The Supreme Court of the state of Washington on Thursday declared that the death penalty violates the state’s constitution. With this judgement, Washington became the 20th state in the United States to abolish capital punishment, AP reported.

The court held that the state’s death penalty law was “arbitrary and racially based”. “The death penalty is unequally applied — sometimes by where the crime took place, or the county of residence, or the available budgetary resources at any given point in time, or the race of the defendant,” Chief Justice Mary Fairhurst said in her judgment.

A recent statistical analysis by the University of Washington showed that while prosecutors were not more likely to seek capital punishment for African-American defendants, juries were four times more likely to award them the death penalty.

“Now the information is plainly before us,” Fairhurst wrote. “To the extent that race distinguishes the cases, it is clearly impermissible and unconstitutional.”

The court passed the verdict after hearing the case of Allen Eugene Gregory, an African-American man who was convicted of raping, robbing and killing Geneine Harshfield, a 43-year-old woman, in 1996. Several former Washington Supreme Court judges had asked the court to use the case to strike down the death penalty.

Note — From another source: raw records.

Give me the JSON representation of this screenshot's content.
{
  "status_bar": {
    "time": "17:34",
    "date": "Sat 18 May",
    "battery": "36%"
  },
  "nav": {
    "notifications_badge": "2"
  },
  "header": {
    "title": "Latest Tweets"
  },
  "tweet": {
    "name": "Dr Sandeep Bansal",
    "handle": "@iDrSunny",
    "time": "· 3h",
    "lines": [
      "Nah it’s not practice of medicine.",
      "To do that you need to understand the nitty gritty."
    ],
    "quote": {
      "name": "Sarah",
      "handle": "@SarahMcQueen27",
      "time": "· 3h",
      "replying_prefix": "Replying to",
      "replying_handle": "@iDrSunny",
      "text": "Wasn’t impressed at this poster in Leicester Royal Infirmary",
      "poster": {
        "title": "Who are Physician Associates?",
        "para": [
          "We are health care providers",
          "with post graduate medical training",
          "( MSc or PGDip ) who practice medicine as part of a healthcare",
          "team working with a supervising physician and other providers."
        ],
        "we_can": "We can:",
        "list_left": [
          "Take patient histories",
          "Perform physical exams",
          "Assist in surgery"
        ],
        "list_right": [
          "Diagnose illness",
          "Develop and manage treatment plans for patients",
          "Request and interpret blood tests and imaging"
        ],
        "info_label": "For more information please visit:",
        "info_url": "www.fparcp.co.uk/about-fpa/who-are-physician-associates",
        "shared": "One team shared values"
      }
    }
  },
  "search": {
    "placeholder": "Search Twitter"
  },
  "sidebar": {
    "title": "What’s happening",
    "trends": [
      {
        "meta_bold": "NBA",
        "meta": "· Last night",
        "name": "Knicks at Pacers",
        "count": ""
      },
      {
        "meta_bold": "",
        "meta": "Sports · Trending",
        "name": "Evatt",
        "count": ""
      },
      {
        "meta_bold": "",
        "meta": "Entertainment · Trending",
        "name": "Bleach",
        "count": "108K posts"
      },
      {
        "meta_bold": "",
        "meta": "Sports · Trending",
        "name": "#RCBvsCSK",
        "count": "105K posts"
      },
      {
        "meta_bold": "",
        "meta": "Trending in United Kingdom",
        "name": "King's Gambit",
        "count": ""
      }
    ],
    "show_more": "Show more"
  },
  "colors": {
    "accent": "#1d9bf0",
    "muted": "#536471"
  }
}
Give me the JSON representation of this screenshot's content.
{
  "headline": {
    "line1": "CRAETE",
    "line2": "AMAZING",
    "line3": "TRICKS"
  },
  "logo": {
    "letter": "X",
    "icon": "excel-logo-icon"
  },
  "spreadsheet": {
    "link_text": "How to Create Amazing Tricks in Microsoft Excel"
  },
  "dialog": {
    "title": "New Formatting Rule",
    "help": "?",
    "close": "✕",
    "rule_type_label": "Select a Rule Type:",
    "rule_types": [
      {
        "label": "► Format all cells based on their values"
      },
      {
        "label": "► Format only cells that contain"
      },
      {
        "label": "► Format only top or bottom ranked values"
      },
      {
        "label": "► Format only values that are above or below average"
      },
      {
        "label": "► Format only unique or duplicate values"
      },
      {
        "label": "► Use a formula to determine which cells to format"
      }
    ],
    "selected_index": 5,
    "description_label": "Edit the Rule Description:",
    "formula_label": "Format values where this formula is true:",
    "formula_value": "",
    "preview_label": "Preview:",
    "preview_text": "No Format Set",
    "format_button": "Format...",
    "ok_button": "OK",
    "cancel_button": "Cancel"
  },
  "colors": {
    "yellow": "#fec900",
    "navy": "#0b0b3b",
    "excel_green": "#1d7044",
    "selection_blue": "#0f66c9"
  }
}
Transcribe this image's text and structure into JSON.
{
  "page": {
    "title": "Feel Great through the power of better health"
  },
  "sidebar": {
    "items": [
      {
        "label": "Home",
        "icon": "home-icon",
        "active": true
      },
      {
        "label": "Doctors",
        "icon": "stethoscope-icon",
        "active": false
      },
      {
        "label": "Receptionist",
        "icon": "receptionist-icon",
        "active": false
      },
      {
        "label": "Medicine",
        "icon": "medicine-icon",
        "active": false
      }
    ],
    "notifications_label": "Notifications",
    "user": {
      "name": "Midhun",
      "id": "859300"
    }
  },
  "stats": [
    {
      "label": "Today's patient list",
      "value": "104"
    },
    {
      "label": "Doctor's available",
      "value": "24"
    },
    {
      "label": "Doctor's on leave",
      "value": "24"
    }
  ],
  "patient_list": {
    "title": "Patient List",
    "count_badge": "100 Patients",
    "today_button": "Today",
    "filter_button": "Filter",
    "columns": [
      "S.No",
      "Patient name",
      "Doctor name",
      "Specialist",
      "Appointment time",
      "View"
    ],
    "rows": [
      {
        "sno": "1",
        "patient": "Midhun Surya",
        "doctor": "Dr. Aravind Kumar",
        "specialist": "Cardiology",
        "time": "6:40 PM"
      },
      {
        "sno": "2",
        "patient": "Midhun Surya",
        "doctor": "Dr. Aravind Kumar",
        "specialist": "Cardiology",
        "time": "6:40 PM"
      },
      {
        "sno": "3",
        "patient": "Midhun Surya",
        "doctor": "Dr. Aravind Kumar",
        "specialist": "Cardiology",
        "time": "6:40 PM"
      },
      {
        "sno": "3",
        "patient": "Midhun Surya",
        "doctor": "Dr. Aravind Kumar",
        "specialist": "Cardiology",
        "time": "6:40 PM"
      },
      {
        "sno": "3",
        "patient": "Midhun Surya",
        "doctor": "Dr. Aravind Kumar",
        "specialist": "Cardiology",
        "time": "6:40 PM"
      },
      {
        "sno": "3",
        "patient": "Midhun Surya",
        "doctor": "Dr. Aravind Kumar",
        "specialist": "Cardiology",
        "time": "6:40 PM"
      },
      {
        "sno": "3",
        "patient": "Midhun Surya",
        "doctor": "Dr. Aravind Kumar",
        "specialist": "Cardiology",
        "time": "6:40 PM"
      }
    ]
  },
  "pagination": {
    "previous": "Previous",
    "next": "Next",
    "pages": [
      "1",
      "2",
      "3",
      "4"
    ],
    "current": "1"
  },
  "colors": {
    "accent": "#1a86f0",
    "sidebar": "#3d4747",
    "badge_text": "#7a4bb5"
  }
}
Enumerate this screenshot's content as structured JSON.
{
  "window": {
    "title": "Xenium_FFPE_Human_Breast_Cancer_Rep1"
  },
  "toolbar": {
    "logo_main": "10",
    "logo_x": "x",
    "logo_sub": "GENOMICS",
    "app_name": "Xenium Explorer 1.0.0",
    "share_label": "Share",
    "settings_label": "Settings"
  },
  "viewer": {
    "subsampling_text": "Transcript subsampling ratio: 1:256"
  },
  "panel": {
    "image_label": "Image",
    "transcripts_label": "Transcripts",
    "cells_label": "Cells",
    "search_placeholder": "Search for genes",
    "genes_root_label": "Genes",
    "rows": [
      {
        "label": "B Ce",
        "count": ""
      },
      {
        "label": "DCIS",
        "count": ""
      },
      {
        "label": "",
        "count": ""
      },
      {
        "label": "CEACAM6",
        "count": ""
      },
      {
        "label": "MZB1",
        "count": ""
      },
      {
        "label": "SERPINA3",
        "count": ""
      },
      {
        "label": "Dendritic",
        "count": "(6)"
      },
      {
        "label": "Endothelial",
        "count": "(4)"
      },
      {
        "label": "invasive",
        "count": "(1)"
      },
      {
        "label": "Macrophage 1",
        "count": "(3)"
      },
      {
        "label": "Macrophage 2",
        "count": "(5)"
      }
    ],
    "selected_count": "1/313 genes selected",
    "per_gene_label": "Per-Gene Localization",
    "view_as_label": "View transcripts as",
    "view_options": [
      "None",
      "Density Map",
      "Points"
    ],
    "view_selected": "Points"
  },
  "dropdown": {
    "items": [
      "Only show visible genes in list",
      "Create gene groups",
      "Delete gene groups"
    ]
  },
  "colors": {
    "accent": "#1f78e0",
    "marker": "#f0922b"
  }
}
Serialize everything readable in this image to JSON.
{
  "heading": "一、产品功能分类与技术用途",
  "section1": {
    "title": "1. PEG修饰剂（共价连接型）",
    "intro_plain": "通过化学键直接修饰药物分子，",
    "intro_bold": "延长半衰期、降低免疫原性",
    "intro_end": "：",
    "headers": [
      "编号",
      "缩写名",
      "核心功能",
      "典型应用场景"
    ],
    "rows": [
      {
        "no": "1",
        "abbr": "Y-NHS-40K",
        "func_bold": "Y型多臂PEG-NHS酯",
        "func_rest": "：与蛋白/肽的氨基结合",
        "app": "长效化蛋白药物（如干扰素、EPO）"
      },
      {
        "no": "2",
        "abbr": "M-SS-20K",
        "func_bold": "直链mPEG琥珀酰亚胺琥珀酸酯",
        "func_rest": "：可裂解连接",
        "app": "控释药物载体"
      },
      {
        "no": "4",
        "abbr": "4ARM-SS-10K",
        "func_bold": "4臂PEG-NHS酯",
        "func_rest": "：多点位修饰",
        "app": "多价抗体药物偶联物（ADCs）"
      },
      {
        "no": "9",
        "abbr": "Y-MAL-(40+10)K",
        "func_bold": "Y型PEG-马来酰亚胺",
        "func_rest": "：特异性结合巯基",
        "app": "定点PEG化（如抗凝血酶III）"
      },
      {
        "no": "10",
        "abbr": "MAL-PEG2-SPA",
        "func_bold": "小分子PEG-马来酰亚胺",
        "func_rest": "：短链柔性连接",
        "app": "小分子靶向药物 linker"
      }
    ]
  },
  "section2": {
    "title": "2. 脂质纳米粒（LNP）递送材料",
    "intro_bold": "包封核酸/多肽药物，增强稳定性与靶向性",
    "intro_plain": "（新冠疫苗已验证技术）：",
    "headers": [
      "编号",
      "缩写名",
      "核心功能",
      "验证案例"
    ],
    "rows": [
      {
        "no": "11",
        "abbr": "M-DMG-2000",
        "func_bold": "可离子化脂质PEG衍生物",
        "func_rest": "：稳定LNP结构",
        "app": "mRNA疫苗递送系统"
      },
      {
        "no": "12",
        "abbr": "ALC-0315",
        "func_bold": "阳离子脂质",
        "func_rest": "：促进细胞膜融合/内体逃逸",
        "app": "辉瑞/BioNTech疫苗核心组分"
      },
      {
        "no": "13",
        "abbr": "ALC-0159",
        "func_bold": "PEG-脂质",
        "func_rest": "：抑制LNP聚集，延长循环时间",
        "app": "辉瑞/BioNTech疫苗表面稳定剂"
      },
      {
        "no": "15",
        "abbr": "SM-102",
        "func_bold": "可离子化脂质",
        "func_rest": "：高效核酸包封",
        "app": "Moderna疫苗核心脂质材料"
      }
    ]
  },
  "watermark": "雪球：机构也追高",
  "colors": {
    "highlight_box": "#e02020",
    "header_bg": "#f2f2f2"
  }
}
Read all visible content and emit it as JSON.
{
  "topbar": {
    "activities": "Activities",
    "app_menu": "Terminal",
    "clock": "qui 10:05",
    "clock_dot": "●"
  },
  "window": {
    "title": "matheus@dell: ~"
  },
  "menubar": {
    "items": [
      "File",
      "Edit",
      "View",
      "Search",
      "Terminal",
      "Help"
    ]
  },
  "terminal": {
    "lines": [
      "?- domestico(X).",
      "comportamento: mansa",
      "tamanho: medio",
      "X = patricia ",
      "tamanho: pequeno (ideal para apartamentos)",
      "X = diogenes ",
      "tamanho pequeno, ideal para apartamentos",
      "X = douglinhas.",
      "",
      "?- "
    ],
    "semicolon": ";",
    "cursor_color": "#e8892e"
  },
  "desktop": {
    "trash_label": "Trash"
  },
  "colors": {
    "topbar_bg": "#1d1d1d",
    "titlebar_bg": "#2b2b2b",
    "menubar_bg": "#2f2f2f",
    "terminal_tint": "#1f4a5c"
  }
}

“This is a hugely important moment in our pursuit for equal and fair application of justice,” Washington Governor Jay Inslee, who imposed a moratorium on the death penalty in 2014, said after the verdict, CNN reported.

With the court’s decision, the sentences of eight people on death row in Washington have been converted into life imprisonment without the possibility of release. The state has carried out five executions since the United States Supreme Court reinstated death penalty in 1976.